Ganz anders sehen das die «wahren» RevolutionärInnen, wie z.B. die trotzkistische WSWS oder die maoistische MLPD. Für sie ist der Chavismus eine linksbürgerliche Bewegung, die es zu bekämpfen gilt. Chavez und alle anderen linken Regierungen sind «mit populistischen Versprechungen an die Macht gekommen und behaupteten, sie wollten die Bedingungen für die breite Masse der Bevölkerung verbessern.» Unterstellt wird auch die «politische Entwaffnung der lateinamerikanischen Arbeiterklasse durch die kleinbürgerlich-radikalen Tendenzen». Es soll an dieser Stelle keineswegs behauptet werden, die Regierungen von Präsident Chavez oder seinem Nachfolger Maduro seien makellos. Ein grosses Problem stellt beispielsweise die grassierende Korruption dar, die von der Regierung nicht effizient genug bekämpft wird. Kritisiert werden muss auch die nach wie vor praktisch totale Abhängigkeit des Landes vom Erdölexport.

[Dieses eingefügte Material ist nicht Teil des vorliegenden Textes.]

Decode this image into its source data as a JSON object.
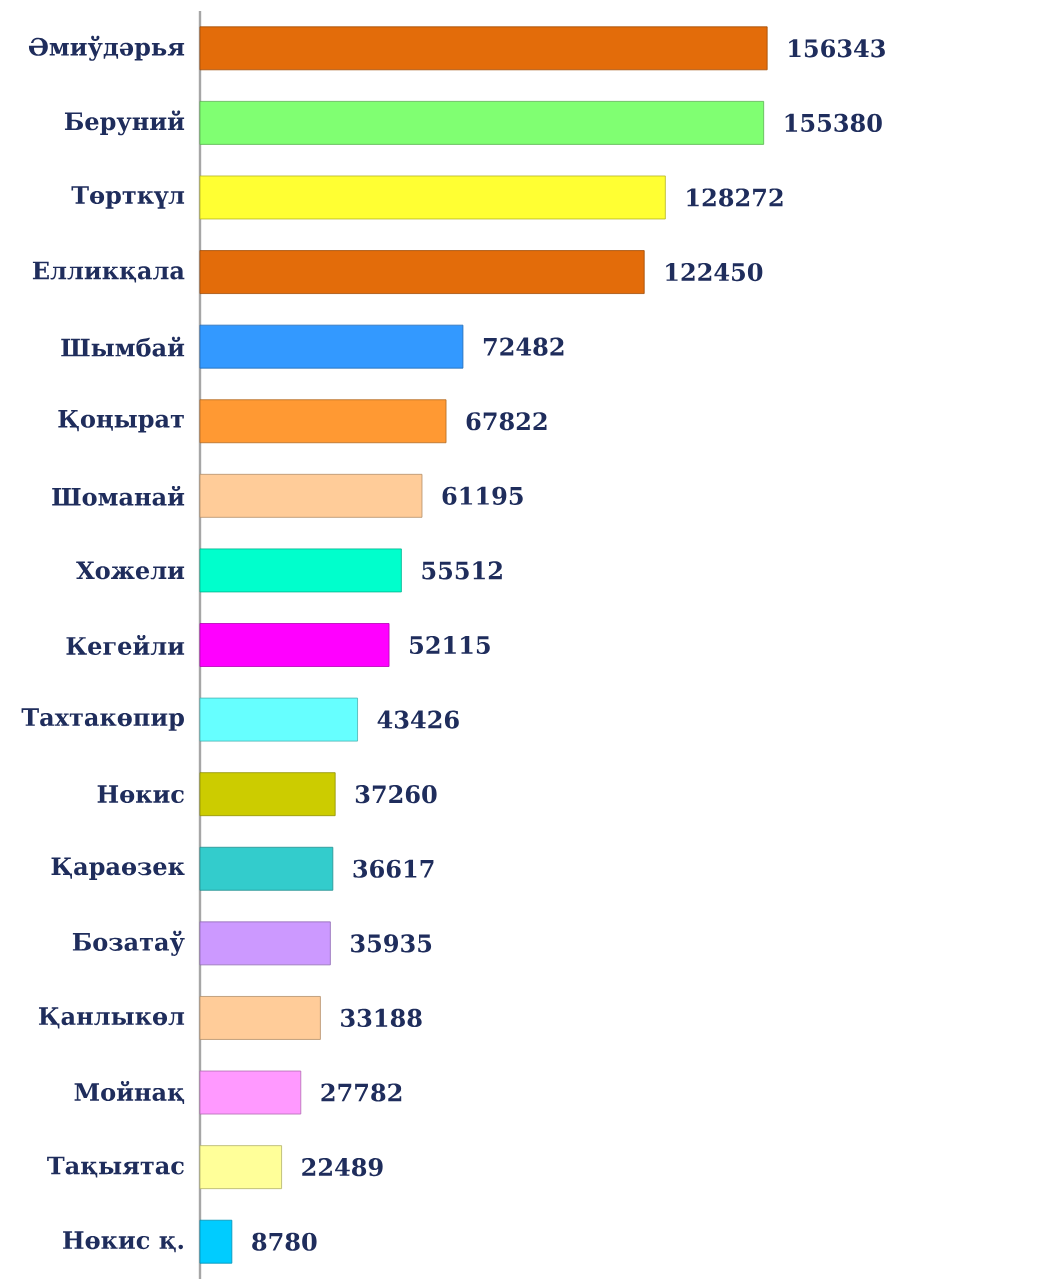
{
  "chart_data": {
    "type": "bar",
    "orientation": "horizontal",
    "data_labels": true,
    "categories": [
      "Әмиўдәрья",
      "Беруний",
      "Төрткүл",
      "Елликқала",
      "Шымбай",
      "Қоңырат",
      "Шоманай",
      "Хожели",
      "Кегейли",
      "Тахтакөпир",
      "Нөкис",
      "Қараөзек",
      "Бозатаў",
      "Қанлыкөл",
      "Мойнақ",
      "Тақыятас",
      "Нөкис қ."
    ],
    "values": [
      156343,
      155380,
      128272,
      122450,
      72482,
      67822,
      61195,
      55512,
      52115,
      43426,
      37260,
      36617,
      35935,
      33188,
      27782,
      22489,
      8780
    ],
    "colors": [
      "#e36c0a",
      "#80ff72",
      "#ffff33",
      "#e36c0a",
      "#3399ff",
      "#ff9933",
      "#ffcc99",
      "#00ffcc",
      "#ff00ff",
      "#66ffff",
      "#cccc00",
      "#33cccc",
      "#cc99ff",
      "#ffcc99",
      "#ff99ff",
      "#ffff99",
      "#00ccff"
    ]
  }
}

Trotzdem, der Versuch, die Lebensbedingungen der breiten Massen in Venezuela zu verbessern, war kein populistisches Wahlversprechen, sondern ein nunmehr seit Jahren anhaltender Versuch, eine Politik im Dienste dieser Massen zu betreiben. Die zumindest teilweise Erfolglosigkeit dieser Politik liegt sicherlich nicht im Populismus der Regierung, sondern nebst den schon erwähnten Kritikpunkten zu einem grossen Teil in der systematischen Boykott- und Sabotagepolitik der sogenannten Opposition und ihrer Geldgeber, den internationalen Konzernen.